Comme Ingrid Bergman dans Europe 51 (référence évidente), Luchini ne peut plus agir comme si tout allait de soi. Mais lui n’est ni un révolté ni un saint ; il est plutôt sujet à des absences qu’apte à la Révélation. Avec un air gentiment hébété, qui démontre une fois de plus que la rétention est la meilleure alliée de la performance d’acteur, il se contente de jeter un regard étonné sur toute chose. Ce soudain décalage entre un homme et son milieu familial et social est un excellent facteur de comédie, dont Jacquot et Beaujour profitent pleinement pour tirer le film vers une drôlerie un peu cassante et jamais insistante. En jouant le Pierrot lunaire et planant, Luchini apporte un malaise qui permet à la fiction de brouiller les cartes et de redistribuer le jeu. Le film peut alors se permettre de vagabonder sans perdre son fil directeur, de passer d’un personnage à l’autre, d’un salon de coiffure chic à un deux pièces à Levallois, sans se départir d’une légèreté qui contraste agréablement avec ses enjeux idéologiques. Parti sur des bases très théoriques, Pas de scandale délaisse vite toute psychologie pour virer au conte philosophique, le typage premier des personnages étant tellement intégré au projet qu’il se fait vite oublier pour laisser place à une étrangeté à la fois inquiétante (un peu) et burlesque (beaucoup). Mais la grande force du film réside aussi dans sa capacité à faire exister très vite, d’un seul coup d’un seul, ses lieux et sa population.

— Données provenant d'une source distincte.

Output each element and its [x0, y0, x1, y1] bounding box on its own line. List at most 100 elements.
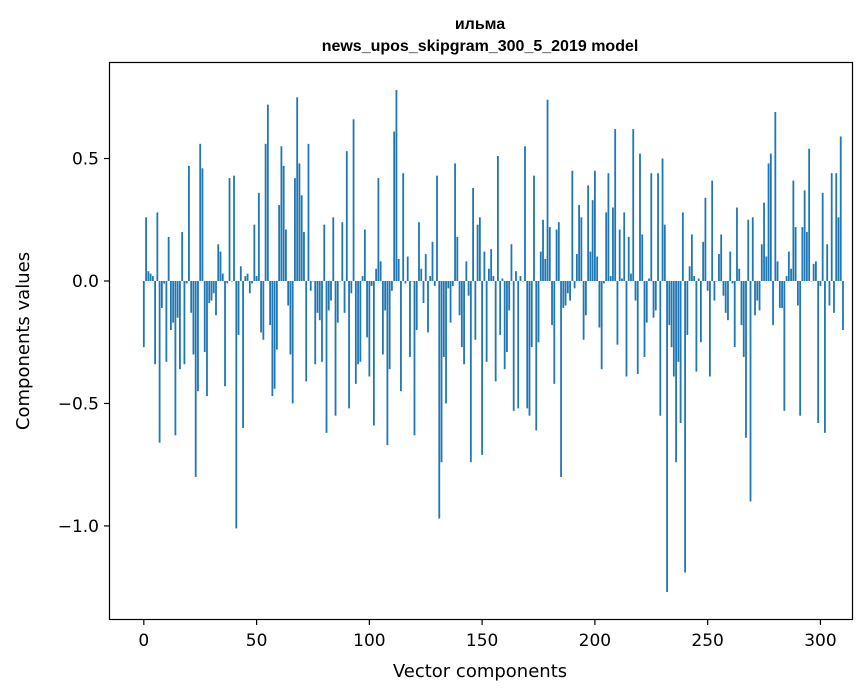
bar-42	[237, 280, 240, 335]
bar-238	[679, 280, 682, 424]
y-tick-label: −0.5	[58, 394, 99, 414]
bar-110	[391, 280, 393, 291]
bar-240	[684, 280, 686, 573]
bar-3	[149, 273, 152, 281]
bar-213	[623, 212, 626, 281]
bar-129	[433, 280, 436, 286]
y-tick-label: −1.0	[58, 517, 99, 537]
bar-62	[282, 165, 285, 281]
bar-232	[666, 280, 668, 593]
bar-140	[458, 280, 461, 316]
bar-284	[783, 280, 786, 411]
bar-211	[618, 229, 621, 281]
bar-54	[264, 143, 267, 281]
bar-174	[535, 280, 538, 431]
bar-20	[188, 165, 190, 281]
bar-125	[424, 254, 427, 281]
bar-216	[630, 273, 632, 281]
bar-287	[790, 268, 792, 281]
bar-219	[636, 280, 639, 375]
bar-201	[596, 256, 599, 281]
bar-164	[512, 280, 515, 411]
bar-55	[266, 104, 269, 281]
bar-122	[418, 222, 420, 281]
bar-148	[476, 224, 479, 281]
bar-256	[720, 234, 723, 281]
x-tick-label: 0	[138, 631, 149, 651]
bar-202	[598, 280, 601, 328]
bar-98	[363, 229, 366, 281]
bar-220	[639, 153, 641, 281]
bar-35	[221, 273, 224, 281]
bar-229	[659, 280, 662, 416]
bar-181	[551, 280, 553, 326]
bar-162	[508, 280, 511, 311]
bar-133	[442, 280, 445, 357]
bar-78	[318, 280, 321, 321]
bar-299	[817, 280, 820, 424]
bar-9	[163, 280, 166, 284]
bar-120	[413, 280, 416, 436]
bar-8	[160, 280, 163, 308]
bar-285	[785, 276, 788, 281]
bar-36	[224, 280, 226, 387]
bar-26	[201, 168, 204, 281]
bar-130	[436, 175, 438, 281]
bar-193	[578, 205, 580, 281]
bar-304	[828, 280, 831, 306]
bar-97	[361, 276, 364, 281]
bar-217	[632, 129, 635, 281]
bar-17	[181, 232, 184, 281]
bar-185	[560, 280, 562, 477]
bar-47	[248, 280, 251, 294]
bar-76	[314, 280, 317, 365]
bar-171	[528, 280, 531, 416]
bar-188	[566, 280, 569, 294]
x-tick-label: 250	[691, 631, 723, 651]
bar-209	[614, 129, 617, 281]
bar-141	[460, 280, 463, 348]
bar-37	[226, 280, 229, 284]
bar-58	[273, 280, 276, 389]
bar-252	[711, 180, 714, 281]
bar-275	[763, 202, 765, 281]
bar-106	[381, 280, 384, 355]
bar-182	[553, 280, 556, 384]
bar-10	[165, 280, 168, 362]
bar-38	[228, 178, 231, 281]
bar-303	[826, 244, 829, 281]
bar-12	[169, 280, 172, 330]
bar-183	[555, 229, 558, 281]
bar-40	[233, 175, 235, 281]
bar-30	[210, 280, 213, 301]
x-axis-ticks: 0 50 100 150 200 250 300	[138, 619, 837, 651]
bar-92	[350, 280, 353, 294]
bar-60	[278, 205, 281, 281]
bar-117	[406, 256, 409, 281]
bar-286	[787, 251, 790, 281]
bar-279	[772, 280, 774, 326]
bar-99	[366, 280, 368, 338]
bar-156	[494, 280, 497, 382]
bar-190	[571, 170, 574, 281]
bar-262	[733, 280, 736, 348]
bar-218	[634, 280, 637, 301]
bar-51	[257, 192, 260, 281]
bar-77	[316, 280, 319, 313]
bar-72	[305, 280, 308, 382]
bar-31	[212, 280, 215, 294]
bar-2	[147, 271, 150, 281]
bar-293	[803, 190, 806, 281]
bar-205	[605, 212, 608, 281]
bar-86	[336, 280, 339, 323]
bar-121	[415, 280, 418, 330]
bar-282	[778, 280, 781, 308]
bar-310	[842, 280, 844, 330]
bar-21	[190, 280, 193, 313]
x-tick-label: 150	[466, 631, 498, 651]
bar-113	[397, 258, 400, 281]
bar-61	[280, 146, 283, 281]
bar-149	[478, 217, 481, 281]
bar-67	[294, 178, 296, 281]
bar-194	[580, 217, 583, 281]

Directeur d’acteurs hors pair et maître du casting, Jacquot sait prendre ses comédiens pour ce qu’ils paraissent être (Huppert et Lindon, tels qu’on les imagine, à tort ou à raison, peu importe) ou ne pas être (Luchini, réduit au silence). Mais il sait aussi les immerger dans des décors qu’il parvient à faire vibrer avec une rapidité d’observation qui laisse pantois. Il excelle à filmer les lieux sans qualités : cafés (presque aussi présents que chez Sautet, encore), rues de Paris, appartements scénographiés, immeubles de brique et atroce front de Seine. C’est ce sens de l’infinie variété du réel, encore magnifiée par la palette très subtile de la photographie de Romain Winding, qui nourrit le film, lui donne de la chair et lui permet d’éviter toute sécheresse didactique. Moelleux et sévère, ramassé et éclaté, épais et pétillant, très écrit et finalement très libre, Pas de scandale réussit à résoudre les contraires. Et se pose en modèle de film (très) français.